Me & my 5 year old daughter, Anneka Lucia
My aunt has been over all weekend, which is cool, because that gives me and Bry time to go out and do things without the kids, as we're trying to remember what it's like to just be married, and not just be "mommy and daddy". So we go out and run around the suburbs, not too far away, and I'm always a little paranoid, thinking about the kids. So we get back, and my aunt tells me that Mia had woken up crying for a minute or two, then went back to sleep, and that Ani had a nightmare and she had to calm her down. Yes, I felt guilty. I felt, for a moment, that I should have been there to calm her down. Usually, if I hear her mumbling in her sleep and sounding distressed, I go in her room and kiss her forehead and her cheek and whisper "It's okay" and "I love you", and usually, it works. It's almost like perhaps I work my way into the scary dream and it un-scaries it. I hope that's what happens. Tonight, I felt like I should have been here to kiss her and get rid of the nightmare. Yes, I'm crazy paranoid like that. And do you see why I never do anything??! LOL
Anyway, the kids are fine, they were well taken care of, Auntie Martha handled the situation fine, she didn't need to call me, and keep in mind, she's been dealing with kids much longer than I have. Yes, I'm sure Ani would have preferred to have me here to comfort her, but she was fine and I have to just look at it like that.
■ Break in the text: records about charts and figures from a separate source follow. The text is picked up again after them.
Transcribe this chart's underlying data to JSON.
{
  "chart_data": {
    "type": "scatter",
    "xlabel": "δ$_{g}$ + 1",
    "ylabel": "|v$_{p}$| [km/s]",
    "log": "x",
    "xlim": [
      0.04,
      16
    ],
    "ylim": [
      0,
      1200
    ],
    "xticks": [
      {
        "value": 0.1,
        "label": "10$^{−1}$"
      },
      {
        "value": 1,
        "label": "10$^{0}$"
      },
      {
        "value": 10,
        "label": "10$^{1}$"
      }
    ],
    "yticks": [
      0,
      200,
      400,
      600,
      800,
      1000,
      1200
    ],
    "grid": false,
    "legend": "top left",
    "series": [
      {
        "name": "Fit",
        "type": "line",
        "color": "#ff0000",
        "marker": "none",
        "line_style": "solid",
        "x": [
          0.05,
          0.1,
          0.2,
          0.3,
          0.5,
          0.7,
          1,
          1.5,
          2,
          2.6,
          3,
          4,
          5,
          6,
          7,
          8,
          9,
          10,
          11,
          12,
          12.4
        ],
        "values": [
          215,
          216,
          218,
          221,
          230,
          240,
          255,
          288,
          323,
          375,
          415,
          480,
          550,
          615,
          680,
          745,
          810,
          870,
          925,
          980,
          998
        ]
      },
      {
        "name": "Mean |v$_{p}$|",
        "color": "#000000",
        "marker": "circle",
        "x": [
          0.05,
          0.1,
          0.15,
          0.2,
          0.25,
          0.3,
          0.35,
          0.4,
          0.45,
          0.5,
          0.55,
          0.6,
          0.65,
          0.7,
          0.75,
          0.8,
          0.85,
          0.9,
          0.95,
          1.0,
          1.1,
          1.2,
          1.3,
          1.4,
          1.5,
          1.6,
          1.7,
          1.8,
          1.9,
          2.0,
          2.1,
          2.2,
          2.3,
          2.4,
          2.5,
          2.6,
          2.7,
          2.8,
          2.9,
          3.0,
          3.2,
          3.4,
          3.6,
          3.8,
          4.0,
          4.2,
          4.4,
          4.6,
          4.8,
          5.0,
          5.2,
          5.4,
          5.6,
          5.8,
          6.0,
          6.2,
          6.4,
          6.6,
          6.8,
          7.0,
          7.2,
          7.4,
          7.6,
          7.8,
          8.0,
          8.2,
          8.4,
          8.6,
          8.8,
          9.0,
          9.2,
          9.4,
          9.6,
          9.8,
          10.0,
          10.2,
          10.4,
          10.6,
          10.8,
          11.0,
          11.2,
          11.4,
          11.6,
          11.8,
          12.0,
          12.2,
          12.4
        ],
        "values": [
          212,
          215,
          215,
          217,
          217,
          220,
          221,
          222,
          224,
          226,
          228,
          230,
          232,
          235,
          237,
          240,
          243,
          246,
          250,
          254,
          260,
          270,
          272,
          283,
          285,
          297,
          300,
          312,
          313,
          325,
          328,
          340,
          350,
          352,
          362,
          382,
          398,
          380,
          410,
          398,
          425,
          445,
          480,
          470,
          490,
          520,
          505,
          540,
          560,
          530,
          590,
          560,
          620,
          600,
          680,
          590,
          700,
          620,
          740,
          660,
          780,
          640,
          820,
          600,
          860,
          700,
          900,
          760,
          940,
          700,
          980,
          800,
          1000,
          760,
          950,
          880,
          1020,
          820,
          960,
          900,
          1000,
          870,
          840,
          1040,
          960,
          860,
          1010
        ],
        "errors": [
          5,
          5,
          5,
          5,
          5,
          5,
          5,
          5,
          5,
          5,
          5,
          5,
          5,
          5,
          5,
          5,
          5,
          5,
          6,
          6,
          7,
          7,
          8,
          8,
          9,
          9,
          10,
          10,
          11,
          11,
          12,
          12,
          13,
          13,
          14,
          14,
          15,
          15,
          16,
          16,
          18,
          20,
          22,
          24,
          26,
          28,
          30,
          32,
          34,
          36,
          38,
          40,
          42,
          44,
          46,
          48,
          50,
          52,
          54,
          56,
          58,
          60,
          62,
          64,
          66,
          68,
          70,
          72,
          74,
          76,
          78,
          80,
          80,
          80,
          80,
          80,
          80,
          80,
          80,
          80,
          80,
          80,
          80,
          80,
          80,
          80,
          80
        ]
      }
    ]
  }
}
I'm getting out of my head, though. I'm working on it. You know, I never thought I would have kids. My brother's kids made me nervous. Perhaps it was because he came over with 4-5 of them at a time and I was a teenager, or maybe because I was always told I was a fuck-up and a dropout and I could never have the patience for kids. Now, I'm that mom who's like "There's too many kids at the playground, I don't want the girls to get knocked down by the bigger kids" or "that's not 100% juice!" I sing along to the Wiggles...I love Pocoyo just as much as they do...and no, it's not weird to be that invested in your kids...I just hope that my fears and paranoia don't end up affecting them. I want them to be able to go out into the world and try new things and if they aren't successful at everything I try, I don't want them to be afraid to try again. And I will never call them failures or screw-ups or God forbid, fuck-ups. I'll be here with open arms, and convince them to try again.
Okay, enough of this snizz. I'm going back to whooping on Bry in "Words with Friends". He is yet to beat me. Perhaps I should let him win to help his self-esteem....nahhhhhhhh!